On visiting day his mother and Rene separately show up, but only his mother is allowed in.  And she is only there to issue her final rejection. “Don’t play the martyr”, she says, “your father says he doesn’t care what happens to you.” Now the FEnv and HEnv are closed off to him, and only the constrictive IEnv remains. Unbowed, Antoine slips away from the center during a soccer game and runs.  In a memorable eighty-second tracking shot, we see him running desperately, finally arriving at the seashore, where he can go no further.

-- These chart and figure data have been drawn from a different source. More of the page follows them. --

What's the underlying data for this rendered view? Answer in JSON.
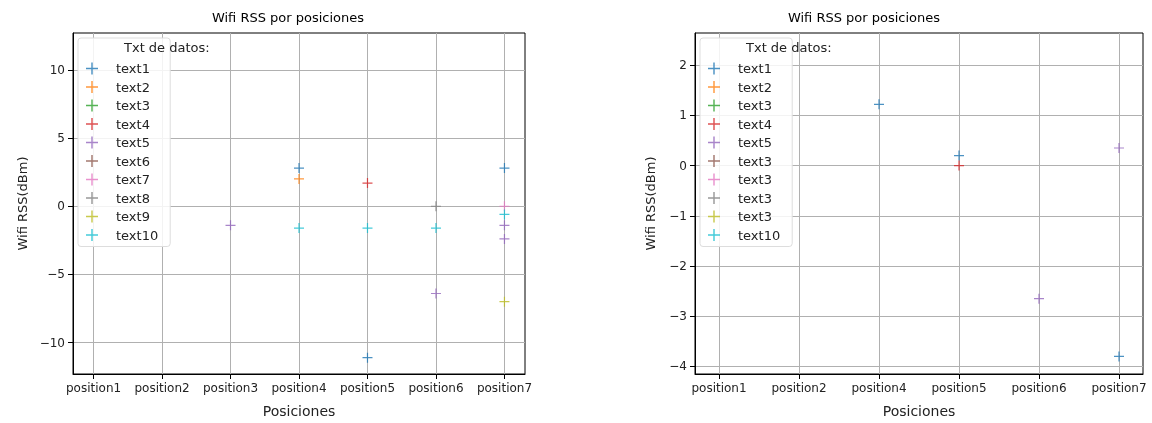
{
  "chart_data": [
    {
      "type": "scatter",
      "title": "Wifi RSS por posiciones",
      "xlabel": "Posiciones",
      "ylabel": "Wifi RSS(dBm)",
      "legend_title": "Txt de datos:",
      "categories": [
        "position1",
        "position2",
        "position3",
        "position4",
        "position5",
        "position6",
        "position7"
      ],
      "ylim": [
        -12.3,
        12.7
      ],
      "yticks": [
        -10,
        -5,
        0,
        5,
        10
      ],
      "grid": true,
      "legend": "top left",
      "marker": "cross",
      "series": [
        {
          "name": "text1",
          "color": "#1f77b4",
          "x": [
            "position4",
            "position5",
            "position7"
          ],
          "values": [
            2.8,
            -11.1,
            2.8
          ]
        },
        {
          "name": "text2",
          "color": "#ff7f0e",
          "x": [
            "position4"
          ],
          "values": [
            2.0
          ]
        },
        {
          "name": "text3",
          "color": "#2ca02c",
          "values": [
            null,
            null,
            null,
            null,
            null,
            null,
            null
          ]
        },
        {
          "name": "text4",
          "color": "#d62728",
          "x": [
            "position5"
          ],
          "values": [
            1.7
          ]
        },
        {
          "name": "text5",
          "color": "#9467bd",
          "x": [
            "position3",
            "position6",
            "position7",
            "position7"
          ],
          "values": [
            -1.4,
            -6.4,
            -1.4,
            -2.4
          ]
        },
        {
          "name": "text6",
          "color": "#8c564b",
          "values": [
            null,
            null,
            null,
            null,
            null,
            null,
            null
          ]
        },
        {
          "name": "text7",
          "color": "#e377c2",
          "x": [
            "position7"
          ],
          "values": [
            0.0
          ]
        },
        {
          "name": "text8",
          "color": "#7f7f7f",
          "x": [
            "position6"
          ],
          "values": [
            0.0
          ]
        },
        {
          "name": "text9",
          "color": "#bcbd22",
          "x": [
            "position7"
          ],
          "values": [
            -7.0
          ]
        },
        {
          "name": "text10",
          "color": "#17becf",
          "x": [
            "position4",
            "position5",
            "position6",
            "position7"
          ],
          "values": [
            -1.6,
            -1.6,
            -1.6,
            -0.6
          ]
        }
      ]
    },
    {
      "type": "scatter",
      "title": "Wifi RSS por posiciones",
      "xlabel": "Posiciones",
      "ylabel": "Wifi RSS(dBm)",
      "legend_title": "Txt de datos:",
      "categories": [
        "position1",
        "position2",
        "position4",
        "position5",
        "position6",
        "position7"
      ],
      "ylim": [
        -4.15,
        2.64
      ],
      "yticks": [
        -4,
        -3,
        -2,
        -1,
        0,
        1,
        2
      ],
      "grid": true,
      "legend": "top left",
      "marker": "cross",
      "series": [
        {
          "name": "text1",
          "color": "#1f77b4",
          "x": [
            "position4",
            "position5",
            "position7"
          ],
          "values": [
            1.22,
            0.2,
            -3.8
          ]
        },
        {
          "name": "text2",
          "color": "#ff7f0e",
          "values": [
            null,
            null,
            null,
            null,
            null,
            null
          ]
        },
        {
          "name": "text3",
          "color": "#2ca02c",
          "values": [
            null,
            null,
            null,
            null,
            null,
            null
          ]
        },
        {
          "name": "text4",
          "color": "#d62728",
          "x": [
            "position5"
          ],
          "values": [
            0.0
          ]
        },
        {
          "name": "text5",
          "color": "#9467bd",
          "x": [
            "position6",
            "position7"
          ],
          "values": [
            -2.65,
            0.35
          ]
        },
        {
          "name": "text3",
          "color": "#8c564b",
          "values": [
            null,
            null,
            null,
            null,
            null,
            null
          ]
        },
        {
          "name": "text3",
          "color": "#e377c2",
          "values": [
            null,
            null,
            null,
            null,
            null,
            null
          ]
        },
        {
          "name": "text3",
          "color": "#7f7f7f",
          "values": [
            null,
            null,
            null,
            null,
            null,
            null
          ]
        },
        {
          "name": "text3",
          "color": "#bcbd22",
          "values": [
            null,
            null,
            null,
            null,
            null,
            null
          ]
        },
        {
          "name": "text10",
          "color": "#17becf",
          "values": [
            null,
            null,
            null,
            null,
            null,
            null
          ]
        }
      ]
    }
  ]
}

There are several key elements to the film that enhance the emotional effects so important to the film.  The piano music score of Jean Constantin is lyrical and wistful, evoking a sense of inner loneliness.  The acting performances are excellent, particularly that of Jean-Pierre Leaud as Antoine.  Of memorable note is Leaud’s naturalistic responses to the psychologist’s interrogation near the end of the film. Leaud would go on to become a favorite actor of Truffaut and Godard, but his debut performance here, so authentically embodying innocent earnestness without self-pity, was his best, in my opinion.  Albert Remy and Claire Maurier who played Antoine’s parents also do well to portray parents with initially good intentions but who are too preoccupied with their own selfish concerns.

The cinematography of Henri Decaë is also noteworthy.  Decaë is one of my favorites, and his work with Chabrol and Jean-Pierre Melville I highly recommend.  Here he managed effective compositions in the difficult cinemascope (2.35:1 ratio) framing and executed numerous moving-camera shots (including that long tracking shot at the end) with great effect.

The 400 Blows, much better than other well-known youth films of the time, such as The Wild One (1953) and Rebel Without a Cause (1955), captures the innate existential longing that young people have for something more engaging than the dim and compromised world that is set before them. Antoine is branded as a troublemaker, but we can so readily identify with him that we should all be equally so branded.  He is not malicious, but like all boys, he wants to have some fun sometimes, too.  The story seems commonplace, but Truffaut tells it so well that it captures the essence of this inarticulate feeling that there must be something more to life.  Truffaut made many fine films in his career, but he never surpassed this one, his first feature.